Rep. Joe Baca Goes Back to FDR on Foreclosures, But Ignores the Financial Crash

December 12, 2007 (LPAC)--Hispanic Caucus leader Rep. Joe Baca (D-CA) spoke in Washington this morning motivating his Family Foreclosure Rescue Corporation (FFRC), legislation Baca said he has modeled after President Franklin Roosevelt's Home Owners' Loan Corporation, created by the 1934 Homeowners Loan Act (HLA). This was the successful New Deal legislation that stopped mass foreclosures, created the Federal Housing Administration (FHA) and the 30-year fixed-rate mortgage. EIR and LaRouchePAC have circulated two major articles in Congress on the relevance of the HLA to the current foreclosures crisis.

Representative Baca's legislative initiative is thus unique among bills introduced to Congress in the current meltdown--it is aimed at actually stopping the current "tsunami" of foreclosures, including protecting homeowners who are shut out of refinancing or sale hopes because they have "negative equity" in their home, caused by declining prices.
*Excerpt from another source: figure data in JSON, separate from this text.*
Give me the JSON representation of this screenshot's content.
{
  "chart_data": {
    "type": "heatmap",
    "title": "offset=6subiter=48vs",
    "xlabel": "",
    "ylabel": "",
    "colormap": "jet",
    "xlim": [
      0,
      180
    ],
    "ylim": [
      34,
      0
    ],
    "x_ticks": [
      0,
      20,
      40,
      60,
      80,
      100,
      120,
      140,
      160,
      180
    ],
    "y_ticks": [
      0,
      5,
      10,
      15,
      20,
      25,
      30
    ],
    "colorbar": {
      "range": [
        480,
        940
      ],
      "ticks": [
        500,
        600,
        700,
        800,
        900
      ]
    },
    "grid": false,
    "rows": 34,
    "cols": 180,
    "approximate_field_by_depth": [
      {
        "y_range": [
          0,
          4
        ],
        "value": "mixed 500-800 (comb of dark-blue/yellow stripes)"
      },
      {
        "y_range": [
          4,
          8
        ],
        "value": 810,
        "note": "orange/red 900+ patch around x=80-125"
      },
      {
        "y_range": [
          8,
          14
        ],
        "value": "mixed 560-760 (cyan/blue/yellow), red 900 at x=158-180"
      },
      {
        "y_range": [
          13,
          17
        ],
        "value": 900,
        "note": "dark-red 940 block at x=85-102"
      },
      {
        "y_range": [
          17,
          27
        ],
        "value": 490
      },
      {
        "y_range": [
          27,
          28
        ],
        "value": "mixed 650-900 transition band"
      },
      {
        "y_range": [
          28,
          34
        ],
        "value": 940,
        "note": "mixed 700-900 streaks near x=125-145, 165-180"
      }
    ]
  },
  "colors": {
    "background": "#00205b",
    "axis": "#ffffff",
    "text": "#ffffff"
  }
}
Lyndon LaRouche's proposed Homeowners and Bank Protection Act (HBPA), as Representative Baca knows, would stop all the foreclosures by law, and protect chartered banks caught in the bank panic triggered by huge losses in the mortgage collapse, so that bank runs don't close down these economic institutions.

But Baca's legislation does not address this real mortgage meltdown, which is, in fact, a collapse of the U.S. and European banking systems. So his proposal of a Federal corporation to buy up defaulted mortgages before they foreclose, and replace them with government or government-backed new, fixed-rate mortgages, could turn into an attempted bailout (using up to $150 billion in new Federal bonds) of the superinflated mortgage values which are now collapsing. The Baca legislation allows high interest rates, 7.5%, on new replacement mortgages, and 5% interest on the bonds the Rescue Corporation will issue. The bill allows these government buyouts to be at some discount ("short sales"), but also allows very high-value buyouts, when mortgage values are, in fact, now collapsing in a crash into the trash.

"Today's collapse is not 1934 Depression United States," commented LaRouche on Baca's bill. "Today's bank blowout is July-August 1923 Germany. Hyperinflated values are collapsing. The U.S. dollar is nearly non-viable due to central bank money-printing. Don't bail out, don't buy into mortgages, freeze them. There's one solution, and I've proposed it."